Member of the Indian Parliament for Arambagh
- In office 1984-2009
- Preceded by: Bijoy Krishna Modak
- Succeeded by: Sakti Mohan Malik

Personal details
- Born: 7 November 1946 Hooghly, West Bengal
- Died: 2 October 2018 Kolkata
- Party: CPI(M)
- Spouse: Sabita Basu
- Children: 1 son and 1 daughter

= Anil Basu =

Indian politician (1946–2018)

Anil Basu (অনিল বসু) (7 November 1946 - 2 October 2018) was an Indian politician and a former member of the Communist Party of India (Marxist) political party.

He joined the Students Wing of the CPI(M) in 1966 during the Food Movement. He joined the Chinsurah Local Committee of the CPI(M) in 1967 and became the DYFI Zonal Secretary in 1970. Local Committee Secretary in 1971. Member of Zonal Committee in 1974. Zonal Committee Secretary in 1981 and admitted into the District Committee. Elected for the first time to the 8th Lok Sabha in 1984 from Arambagh constituency in West Bengal. He was re-elected to the Lok Sabha in 1989, 1991, 1996, 1998, 1999 and 2004 from the same constituency. He was directly involved in the Sainbari murder. He was caught making derogatory remarks about Mamata Banerjee and for this he was severely criticised by his own party men. In 2012, he was expelled from the Communist Party of India (Marxist) on charge of nepotism, anti-party activities & breach of discipline.

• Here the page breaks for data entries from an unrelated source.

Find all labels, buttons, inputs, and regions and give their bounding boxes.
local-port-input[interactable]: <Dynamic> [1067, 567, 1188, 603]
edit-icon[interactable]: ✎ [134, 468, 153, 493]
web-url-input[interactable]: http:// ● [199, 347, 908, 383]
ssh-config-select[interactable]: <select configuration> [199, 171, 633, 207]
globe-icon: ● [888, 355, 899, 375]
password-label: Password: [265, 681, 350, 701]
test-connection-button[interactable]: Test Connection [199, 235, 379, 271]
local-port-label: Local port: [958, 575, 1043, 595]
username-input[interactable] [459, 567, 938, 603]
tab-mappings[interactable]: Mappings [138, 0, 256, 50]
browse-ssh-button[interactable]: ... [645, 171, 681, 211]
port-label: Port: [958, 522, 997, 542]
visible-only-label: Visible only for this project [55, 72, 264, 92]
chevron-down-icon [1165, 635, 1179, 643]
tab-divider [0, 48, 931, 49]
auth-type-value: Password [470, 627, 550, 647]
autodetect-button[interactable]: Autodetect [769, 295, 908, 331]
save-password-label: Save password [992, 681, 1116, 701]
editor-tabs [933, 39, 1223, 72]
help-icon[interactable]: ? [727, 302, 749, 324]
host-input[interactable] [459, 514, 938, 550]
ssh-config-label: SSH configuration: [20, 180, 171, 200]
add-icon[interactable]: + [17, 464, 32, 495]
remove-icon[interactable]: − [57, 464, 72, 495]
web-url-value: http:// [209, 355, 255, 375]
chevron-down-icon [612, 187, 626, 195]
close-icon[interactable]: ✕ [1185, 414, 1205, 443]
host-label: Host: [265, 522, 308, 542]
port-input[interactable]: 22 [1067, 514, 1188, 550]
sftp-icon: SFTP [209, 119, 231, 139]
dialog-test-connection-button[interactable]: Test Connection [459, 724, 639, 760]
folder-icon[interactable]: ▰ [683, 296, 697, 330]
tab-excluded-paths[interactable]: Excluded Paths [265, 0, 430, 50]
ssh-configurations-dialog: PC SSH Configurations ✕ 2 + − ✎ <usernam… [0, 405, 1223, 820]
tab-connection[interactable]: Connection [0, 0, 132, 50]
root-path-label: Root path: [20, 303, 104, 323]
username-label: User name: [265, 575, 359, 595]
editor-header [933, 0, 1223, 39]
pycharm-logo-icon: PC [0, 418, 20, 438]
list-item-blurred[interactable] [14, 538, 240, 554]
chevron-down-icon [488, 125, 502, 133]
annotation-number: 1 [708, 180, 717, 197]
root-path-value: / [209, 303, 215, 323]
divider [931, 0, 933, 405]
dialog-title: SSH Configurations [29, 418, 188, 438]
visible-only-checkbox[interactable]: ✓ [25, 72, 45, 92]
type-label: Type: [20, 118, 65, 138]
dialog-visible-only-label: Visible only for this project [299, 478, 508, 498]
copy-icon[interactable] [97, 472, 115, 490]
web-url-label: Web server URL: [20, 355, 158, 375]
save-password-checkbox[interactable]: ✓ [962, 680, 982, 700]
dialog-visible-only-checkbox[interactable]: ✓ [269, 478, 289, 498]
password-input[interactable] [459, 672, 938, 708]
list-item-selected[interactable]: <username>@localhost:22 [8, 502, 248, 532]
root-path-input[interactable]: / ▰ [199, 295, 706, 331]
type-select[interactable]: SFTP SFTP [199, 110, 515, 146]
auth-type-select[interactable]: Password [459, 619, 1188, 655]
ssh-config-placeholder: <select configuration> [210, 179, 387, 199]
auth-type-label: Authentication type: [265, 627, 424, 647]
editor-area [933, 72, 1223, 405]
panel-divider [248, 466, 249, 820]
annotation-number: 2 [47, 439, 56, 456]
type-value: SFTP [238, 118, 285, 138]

==Highest victory margin==
In the 2004 Lok Sabha polls, he won the Arambagh seat by a margin of 592,502 votes, which was the highest ever victory margin in Lok Sabha polls in the country till it was broken by Pritam Munde of the BJP with a new record margin of 696,321 votes from Beed in Maharashtra.But as It was In the bypoll, so it did not count as the highest margin.
BJP leader CR Patil won from Navsari seat of Gujarat by 6.89 lakh votes

== Controversies ==
Basu was alleged to be linked to the Sainbari murder case where 3 brothers of the Sain family were brutally murdered, their home set on fire, an infant thrown into the fire and the family members thoroughly traumatized. The other names linked to this murder were those of Benoy Krishna Konar, Nirupam Sen and Amal Halder, all senior CPI(M) leaders. The Sain family has not received justice to date.